Economic Update

Published 22 Jul 2010

Brunei’s already banking sector could get even more crowded if the government heeds the calls of some of the industry’s leaders to lift restrictions on foreign participation. Greater competition could trigger much needed consolidation.

Currently there are eight conventional banks and one Islamic bank operating directly in the Brunei marketplace, competing for the custom of just over 350,000 potential clients. There are also four finance companies that offer some loan and bank-related services.

However, existing restrictions limit banking activity, including the entry of international Islamic financial institutions into the market. For the past two years, the state has been deliberating on amending the regulations governing the sector, with a view to opening up the industry to more competition and broadening the base of the existing Islamic finance market.

Though only two of Brunei’s financial institutions, Bank Islam Brunei Darussalam (BIBD) and the Brunei Islamic Trust Fund (TAIB), work exclusively in the Islamic services sector of the industry, a recent report by the Moody’s investor service said that Islamic banking has achieved relatively high market penetration in the sultanate.

It is estimated that Brunei’s Islamic finance sector accounts for around one third of bank assets and more than 25% of deposits while providing nearly 60% of total financing.

Despite that, the report, released on April 14, commented that there needed to be more support from regulators if Islamic financing was to flourish in Brunei and the rest of East Asia.

The report cited Malaysia, where it said nearly 30 years of reforms had greatly assisted to put in place the necessary legal and regulatory framework and institutions for the industry.

“We believe the Malaysian experience over the last three decades demonstrates how instrumental regulators can and need to be in order to grow the Islamic banking sector,” said Christine Kuo, who prepared the Moody’s study, entitled “Islamic Banking in East Asia – Growing but not without Challenges”.

It is this experience that Brunei’s bankers want to see implemented in their own country.

At present, Brunei offers four types of banking licences: full international banking, international investment banking, international Islamic banking and a restricted banking licence. While having allowed international commercial banks to operate, the Islamic sector of the industry is restricted to local companies only. One of the key planks of the regulatory reform package being considered by the government is opening up the market to international Islamic finance institutions.

If Brunei’s banking sector is to develop into a regional financial hub, there needs to be flexibility in the regulations that control its activities and greater competition that would come through allowing the entrance of international players, said Tareq Muhmood, the chief executive officer at HSBC Brunei.

“If the regulations are very restrictive in terms of what it allows and what it does not allow in the operations then it would restrict the ability for the industry to grow,” Muhmood told local press on April 15.
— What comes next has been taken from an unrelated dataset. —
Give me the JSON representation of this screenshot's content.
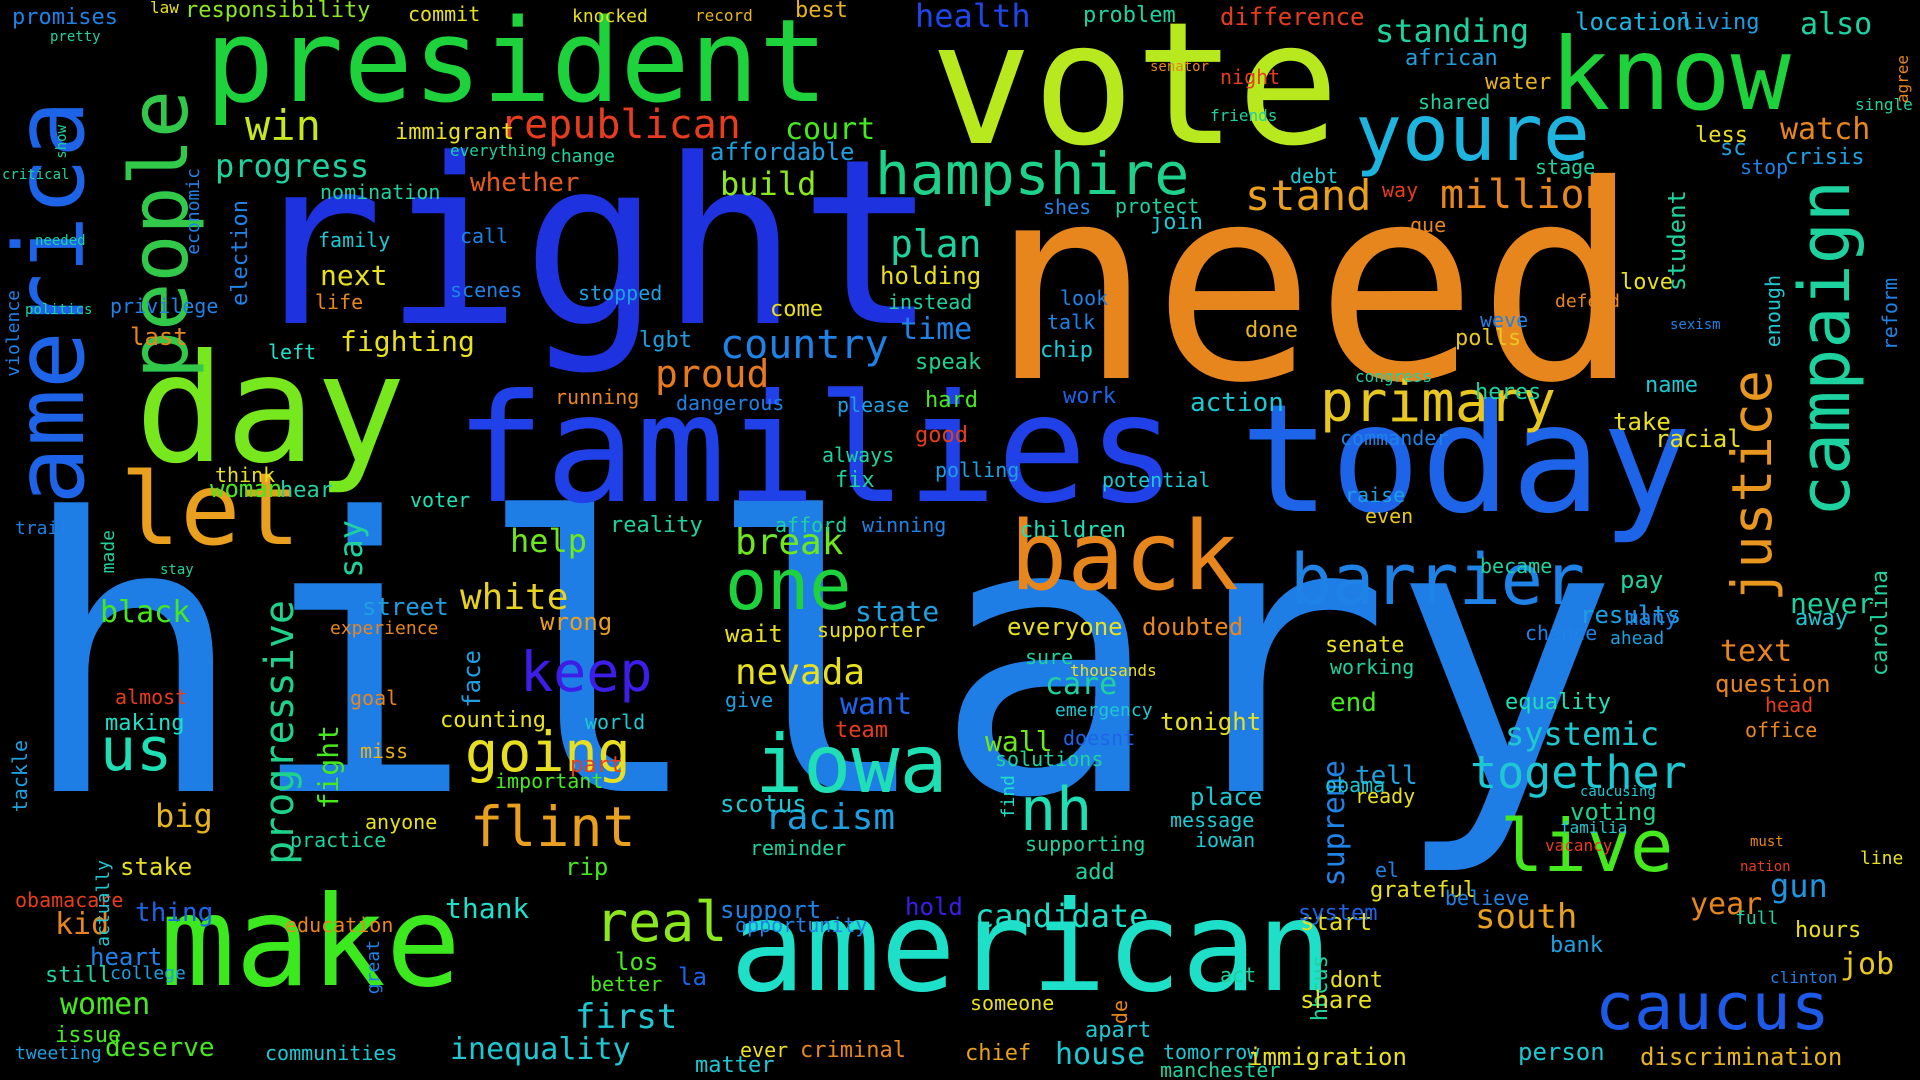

While flexibility is essential to foster the Islamic banking industry in Brunei, there is also the need for some degree of protection, argues Barudin Kudil, Takaful IBB Islamic Insurance’s head of general takaful.

“The regulations should be attractive enough to draw foreign players,” he said. “At the same time, it should protect local players like us because we are heavily dependent on the local market.”

The views of these two senior banking officials in part highlight the dilemma faced by the government in drafting its new regulations: while trying to bolster competition and strengthen the sector the state does not want to see the domestic banks swamped by stronger newcomers from overseas.

One suggestion on how Brunei’s Islamic financers can both corner a section of the local banking market and directly fulfill the tenets of their code of financing came from management and business development consultant Alfred Yong Foh Sen. According to him, there should be a greater emphasis by Islamic banks on supporting small businesses.

“Since majority of businesses are microenterprises and self-employed entities, whether Brunei should have Islamic microfinance institutions to cater for development in areas such as agriculture must be critically considered,” he said.

In his study, entitled “Islamic banks can shine beyond comfort zones”, Sen said there was no reason why micro businesses cannot be a major component of the nation’s economic development and could play a significant role in reducing unemployment and promoting investment.

“By focusing on the needs and diversification effort of the economy, Islamic banking should be the alternative banking system that can serve the country and its people,” he said.

Until the government does promulgate its new banking regulations, Brunei’s Islamic finance sector can either stay in its comfort zone or prepare for the day when it will be challenged on its home turf.